The system I am using including Nema 23 servo, gear box and controller is running around $800 per system, which is cheaper by far than anything comparable as far as servos. Automation direct is way higher for less torque, and far less options on the controller.
Is there a way to get ultra smooth motion out of a stepper(not using gearing--the cost is too high), plus very low noise? The servo I am using is dead quite, but the steppers I have on my CNC mill(closed loop Lin enginerring nema 23's) are very loud, even at stand still they ring so loud people can't stand to be around when they are sitting idle.
The bottom line is I am looking to cut costs, but don't want to sacrifice power, noise levels, ease of use with a controller with 16 programmable positions, each with independently programmed speeds, accel/decel, torque.
Does something exist in the stepper world that compares to what I am describing, but at a lost less cost?
I have been talking to Lin design, they have some options, but cant guarantee the power I need in Nema 23 without using a gearbox. By the time they add the gearbox, motor and controller I am back at the servo price range.
Thanks for any ideas.
Welcome to what I call "the perverse nature of inannimate objects" axiom of life....
A stepper and a servo motor are ESSENTIALLY the same thing, They both consecutively activate a magnetic field in order to turn electrical energy into mechanical energy. The "consecutive switching" of the electromag fields is done via a process called communtation.
As the fields are actuated, they simultaneously push away from and attract to the magnetic fields in the stator. The amount of fields and the overlapping thereof in the rotor will determine the smoothness of the rotor as it commutates.

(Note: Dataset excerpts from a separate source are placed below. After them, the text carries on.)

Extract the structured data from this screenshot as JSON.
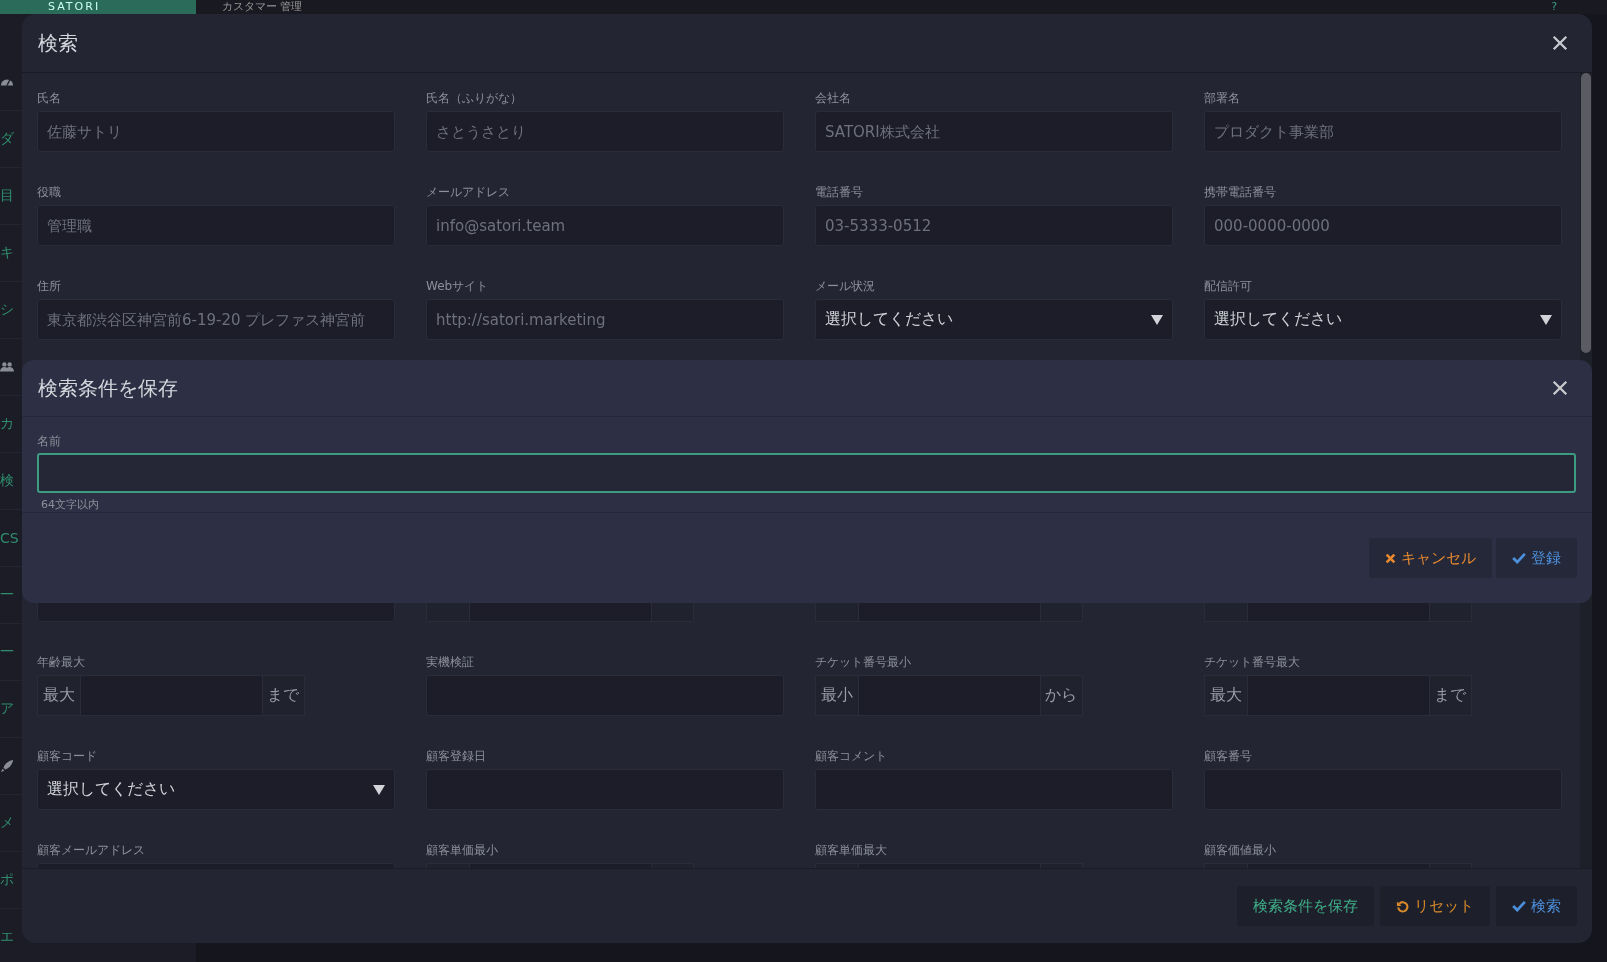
{
  "topbar": {
    "logo": "SATORI",
    "title": "カスタマー 管理",
    "help": "?"
  },
  "sidebar": {
    "items": [
      {
        "kind": "gauge"
      },
      {
        "kind": "text",
        "label": "ダ"
      },
      {
        "kind": "text",
        "label": "目"
      },
      {
        "kind": "text",
        "label": "キ"
      },
      {
        "kind": "text",
        "label": "シ"
      },
      {
        "kind": "users"
      },
      {
        "kind": "text",
        "label": "カ"
      },
      {
        "kind": "text",
        "label": "検"
      },
      {
        "kind": "text",
        "label": "CS"
      },
      {
        "kind": "text",
        "label": "一"
      },
      {
        "kind": "text",
        "label": "一"
      },
      {
        "kind": "text",
        "label": "ア"
      },
      {
        "kind": "rocket"
      },
      {
        "kind": "text",
        "label": "メ"
      },
      {
        "kind": "text",
        "label": "ポ"
      },
      {
        "kind": "text",
        "label": "エ"
      }
    ]
  },
  "search_modal": {
    "title": "検索",
    "fields": [
      {
        "label": "氏名",
        "kind": "text",
        "placeholder": "佐藤サトリ"
      },
      {
        "label": "氏名（ふりがな）",
        "kind": "text",
        "placeholder": "さとうさとり"
      },
      {
        "label": "会社名",
        "kind": "text",
        "placeholder": "SATORI株式会社"
      },
      {
        "label": "部署名",
        "kind": "text",
        "placeholder": "プロダクト事業部"
      },
      {
        "label": "役職",
        "kind": "text",
        "placeholder": "管理職"
      },
      {
        "label": "メールアドレス",
        "kind": "text",
        "placeholder": "info@satori.team"
      },
      {
        "label": "電話番号",
        "kind": "text",
        "placeholder": "03-5333-0512"
      },
      {
        "label": "携帯電話番号",
        "kind": "text",
        "placeholder": "000-0000-0000"
      },
      {
        "label": "住所",
        "kind": "text",
        "placeholder": "東京都渋谷区神宮前6-19-20 プレファス神宮前"
      },
      {
        "label": "Webサイト",
        "kind": "text",
        "placeholder": "http://satori.marketing"
      },
      {
        "label": "メール状況",
        "kind": "select",
        "value": "選択してください"
      },
      {
        "label": "配信許可",
        "kind": "select",
        "value": "選択してください"
      },
      {
        "kind": "hidden"
      },
      {
        "kind": "hidden"
      },
      {
        "kind": "hidden"
      },
      {
        "kind": "hidden"
      },
      {
        "kind": "hidden"
      },
      {
        "kind": "hidden"
      },
      {
        "kind": "hidden"
      },
      {
        "kind": "hidden"
      },
      {
        "kind": "covered_select"
      },
      {
        "kind": "covered_range"
      },
      {
        "kind": "covered_range"
      },
      {
        "kind": "covered_range"
      },
      {
        "label": "年齢最大",
        "kind": "range",
        "prefix": "最大",
        "suffix": "まで"
      },
      {
        "label": "実機検証",
        "kind": "text"
      },
      {
        "label": "チケット番号最小",
        "kind": "range",
        "prefix": "最小",
        "suffix": "から"
      },
      {
        "label": "チケット番号最大",
        "kind": "range",
        "prefix": "最大",
        "suffix": "まで"
      },
      {
        "label": "顧客コード",
        "kind": "select",
        "value": "選択してください"
      },
      {
        "label": "顧客登録日",
        "kind": "text"
      },
      {
        "label": "顧客コメント",
        "kind": "text"
      },
      {
        "label": "顧客番号",
        "kind": "text"
      },
      {
        "label": "顧客メールアドレス",
        "kind": "text"
      },
      {
        "label": "顧客単価最小",
        "kind": "range_cut"
      },
      {
        "label": "顧客単価最大",
        "kind": "range_cut"
      },
      {
        "label": "顧客価値最小",
        "kind": "range_cut"
      }
    ],
    "buttons": [
      {
        "kind": "save",
        "label": "検索条件を保存"
      },
      {
        "kind": "reset",
        "label": "リセット"
      },
      {
        "kind": "search",
        "label": "検索"
      }
    ]
  },
  "save_dialog": {
    "title": "検索条件を保存",
    "field": {
      "label": "名前",
      "focused": true,
      "hint": "64文字以内"
    },
    "buttons": [
      {
        "kind": "cancel",
        "label": "キャンセル"
      },
      {
        "kind": "register",
        "label": "登録"
      }
    ]
  }
}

Using a simple issustration, model trains, they struggled for years to get smooth low speed motion with 3 pole armatures (horrible "cogging" a 6 distinct pulses per rev). Subsequently, 5 pole arms came into vogue - more pulses BUT they overlapped more hence the cogging was less perceptible. The motor makers the learned to "skew" the armature stacks. Rather than being aligned ( I I ) the were skewed ( / / ).

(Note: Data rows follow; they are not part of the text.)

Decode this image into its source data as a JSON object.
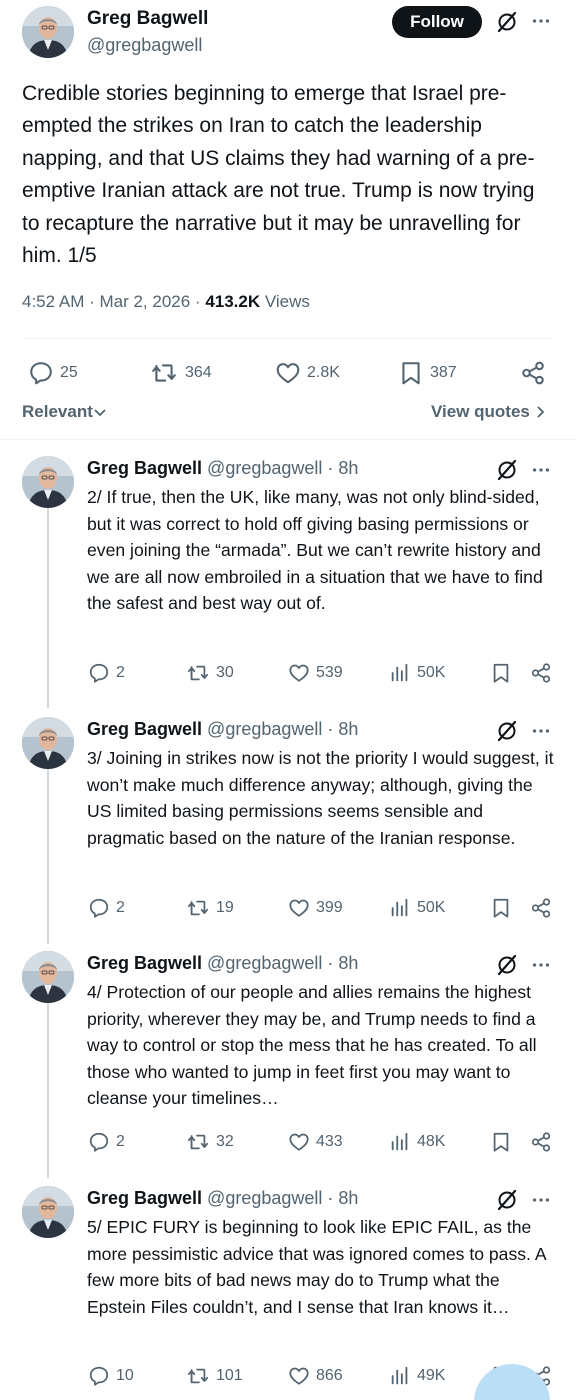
{
  "main": {
    "name": "Greg Bagwell",
    "handle": "@gregbagwell",
    "follow_label": "Follow",
    "text": "Credible stories beginning to emerge that Israel pre-empted the strikes on Iran to catch the leadership napping, and that US claims they had warning of a pre-emptive Iranian attack are not true. Trump is now trying to recapture the narrative but it may be unravelling for him. 1/5",
    "time": "4:52 AM · Mar 2, 2026 · ",
    "views_count": "413.2K",
    "views_label": " Views",
    "replies": "25",
    "reposts": "364",
    "likes": "2.8K",
    "bookmarks": "387"
  },
  "sort": {
    "relevant_label": "Relevant",
    "view_quotes_label": "View quotes"
  },
  "replies": [
    {
      "name": "Greg Bagwell",
      "handle": "@gregbagwell · 8h",
      "text": "2/ If true, then the UK, like many, was not only blind-sided, but it was correct to hold off giving basing permissions or even joining the “armada”. But we can’t rewrite history and we are all now embroiled in a situation that we have to find the safest and best way out of.",
      "replies": "2",
      "reposts": "30",
      "likes": "539",
      "views": "50K"
    },
    {
      "name": "Greg Bagwell",
      "handle": "@gregbagwell · 8h",
      "text": "3/ Joining in strikes now is not the priority I would suggest, it won’t make much difference anyway; although, giving the US limited basing permissions seems sensible and pragmatic based on the nature of the Iranian response.",
      "replies": "2",
      "reposts": "19",
      "likes": "399",
      "views": "50K"
    },
    {
      "name": "Greg Bagwell",
      "handle": "@gregbagwell · 8h",
      "text": "4/ Protection of our people and allies remains the highest priority, wherever they may be, and Trump needs to find a way to control or stop the mess that he has created. To all those who wanted to jump in feet first you may want to cleanse your timelines…",
      "replies": "2",
      "reposts": "32",
      "likes": "433",
      "views": "48K"
    },
    {
      "name": "Greg Bagwell",
      "handle": "@gregbagwell · 8h",
      "text": "5/ EPIC FURY is beginning to look like EPIC FAIL, as the more pessimistic advice that was ignored comes to pass. A few more bits of bad news may do to Trump what the Epstein Files couldn’t, and I sense that Iran knows it…",
      "replies": "10",
      "reposts": "101",
      "likes": "866",
      "views": "49K"
    }
  ],
  "icons": [
    "avatar",
    "grok-icon",
    "more-icon",
    "reply-icon",
    "repost-icon",
    "like-icon",
    "bookmark-icon",
    "share-icon",
    "views-icon",
    "chevron-down-icon",
    "chevron-right-icon"
  ],
  "colors": {
    "text": "#0f1419",
    "secondary": "#536471",
    "button": "#0f1419",
    "thread_line": "#cfd9de",
    "fab": "#b9def5"
  }
}
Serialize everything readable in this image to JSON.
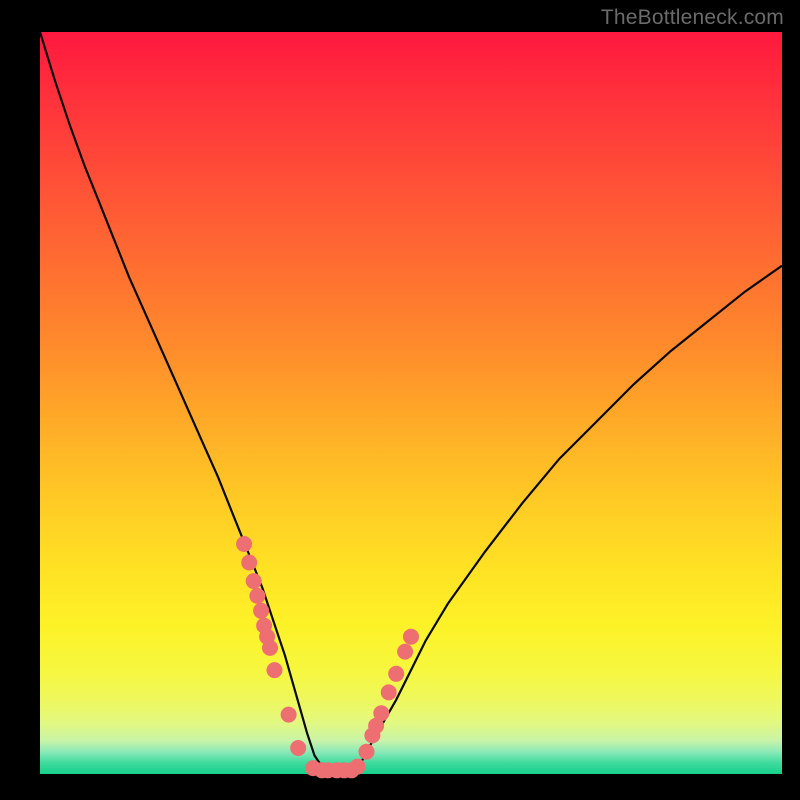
{
  "watermark": "TheBottleneck.com",
  "colors": {
    "background": "#000000",
    "dot": "#ed6f71",
    "curve": "#0a0a0a"
  },
  "chart_data": {
    "type": "line",
    "title": "",
    "xlabel": "",
    "ylabel": "",
    "xlim": [
      0,
      100
    ],
    "ylim": [
      0,
      100
    ],
    "x": [
      0,
      2,
      4,
      6,
      8,
      10,
      12,
      14,
      16,
      18,
      20,
      22,
      24,
      26,
      28,
      30,
      31,
      32,
      33,
      34,
      35,
      36,
      37,
      38,
      39,
      40,
      41,
      42,
      43,
      44,
      46,
      48,
      50,
      52,
      55,
      60,
      65,
      70,
      75,
      80,
      85,
      90,
      95,
      100
    ],
    "y": [
      100,
      93.5,
      87.5,
      82,
      77,
      72,
      67,
      62.5,
      58,
      53.5,
      49,
      44.5,
      40,
      35,
      30,
      25,
      22,
      19,
      16,
      12.5,
      9,
      5.5,
      2.5,
      1,
      0.5,
      0.5,
      0.5,
      0.5,
      1,
      3,
      6.5,
      10,
      14,
      18,
      23,
      30,
      36.5,
      42.5,
      47.5,
      52.5,
      57,
      61,
      65,
      68.5
    ],
    "dots": {
      "x": [
        27.5,
        28.2,
        28.8,
        29.3,
        29.8,
        30.2,
        30.6,
        31.0,
        31.6,
        33.5,
        34.8,
        36.8,
        38.0,
        38.8,
        40.0,
        41.0,
        42.0,
        42.8,
        44.0,
        44.8,
        45.3,
        46.0,
        47.0,
        48.0,
        49.2,
        50.0
      ],
      "y": [
        31.0,
        28.5,
        26.0,
        24.0,
        22.0,
        20.0,
        18.5,
        17.0,
        14.0,
        8.0,
        3.5,
        0.8,
        0.5,
        0.5,
        0.5,
        0.5,
        0.5,
        1.0,
        3.0,
        5.2,
        6.5,
        8.2,
        11.0,
        13.5,
        16.5,
        18.5
      ]
    }
  }
}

Since the mag field was skewed as well, the cogging was reduced more to the point is is imperceptable. 5 pole motor plus worm gear drives and ultra slow motion with no noticeable cogging/jerking of the trains.

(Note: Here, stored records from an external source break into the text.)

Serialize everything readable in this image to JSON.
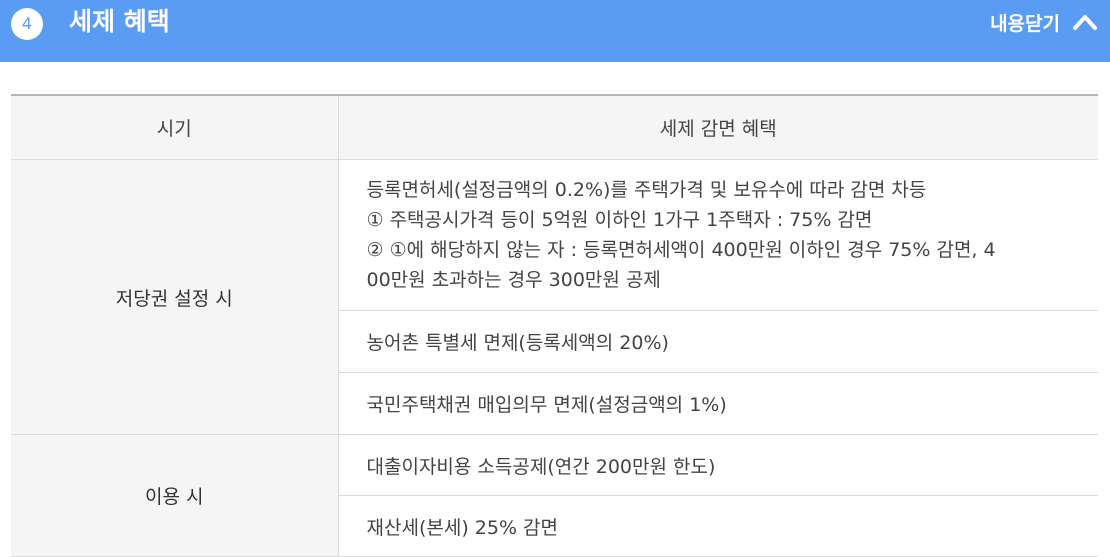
{
  "header": {
    "step_number": "4",
    "title": "세제 혜택",
    "collapse_label": "내용닫기",
    "colors": {
      "bar": "#5a9cf3",
      "text": "#ffffff"
    }
  },
  "table": {
    "columns": [
      "시기",
      "세제 감면 혜택"
    ],
    "groups": [
      {
        "period": "저당권 설정 시",
        "benefits": [
          {
            "lines": [
              "등록면허세(설정금액의 0.2%)를 주택가격 및 보유수에 따라 감면 차등",
              "① 주택공시가격 등이 5억원 이하인 1가구 1주택자 : 75% 감면",
              "② ①에 해당하지 않는 자 : 등록면허세액이 400만원 이하인 경우 75% 감면, 4",
              "00만원 초과하는 경우 300만원 공제"
            ]
          },
          {
            "lines": [
              "농어촌 특별세 면제(등록세액의 20%)"
            ]
          },
          {
            "lines": [
              "국민주택채권 매입의무 면제(설정금액의 1%)"
            ]
          }
        ]
      },
      {
        "period": "이용 시",
        "benefits": [
          {
            "lines": [
              "대출이자비용 소득공제(연간 200만원 한도)"
            ]
          },
          {
            "lines": [
              "재산세(본세) 25% 감면"
            ]
          }
        ]
      }
    ]
  }
}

Knowing the above, it breaks down to the issue of how many poles you can switch off and on and can it be done at the speed you want the motor to run or how much gear do you throw at it to cover up any cogging you may have??? Life is full of compromises.
This is where brushed motors do neat things and do so so simply, crudely yet elegantly. They provide dynamically stable, high speed switching capability of high power devices with relatively cheap componentry - brushes. To do the same commutation at comparable speeds AND SMOOTHNESS, requires quite complex and FAST circuitry that will switch comparable power.
Switching power with brushes is pretty simple. Switching high power with transistors has gotten less costly but still can get comparatively more expensive with transistors. IF we can get past this hurdle, we then get to the motor/power dilemma.
If you can't make sufficient power with the motor, you have to make it up with gearing. If you don't have the torque in the motor, you have to make it up with gearing. If you don't have the net speed you need, you need to make it up with gearing but that requires a more powerful motor to drive any speed multiplying gearing.
The quandry becomes self evident. You need either the motor to supply power at the speed you want/need or you need a gear box to multiply it.
At some point, a certain device will provide the acceptabe cost/benefit/performance ratio. At another point, it fails to do so and you have to move on to the next higher element on the food chain capable of doing what you want to do at the speed you need with the required power.
Unless you can find a smooth operating high speed stepper that acts with the smoothness of a self commutating motor (ala floppy disk drive) that has the necessary power (do they make a floppy drive that big?), you're faced with the same dilemma that has face and remain unsolved ever since CNC systems were concieved - namely, how do you come up with a servo system that will perform at the cost/simplicity of a stepper???
As the seemingly immortal Mick Jagger once said, "..you can't always get what you waaaant....".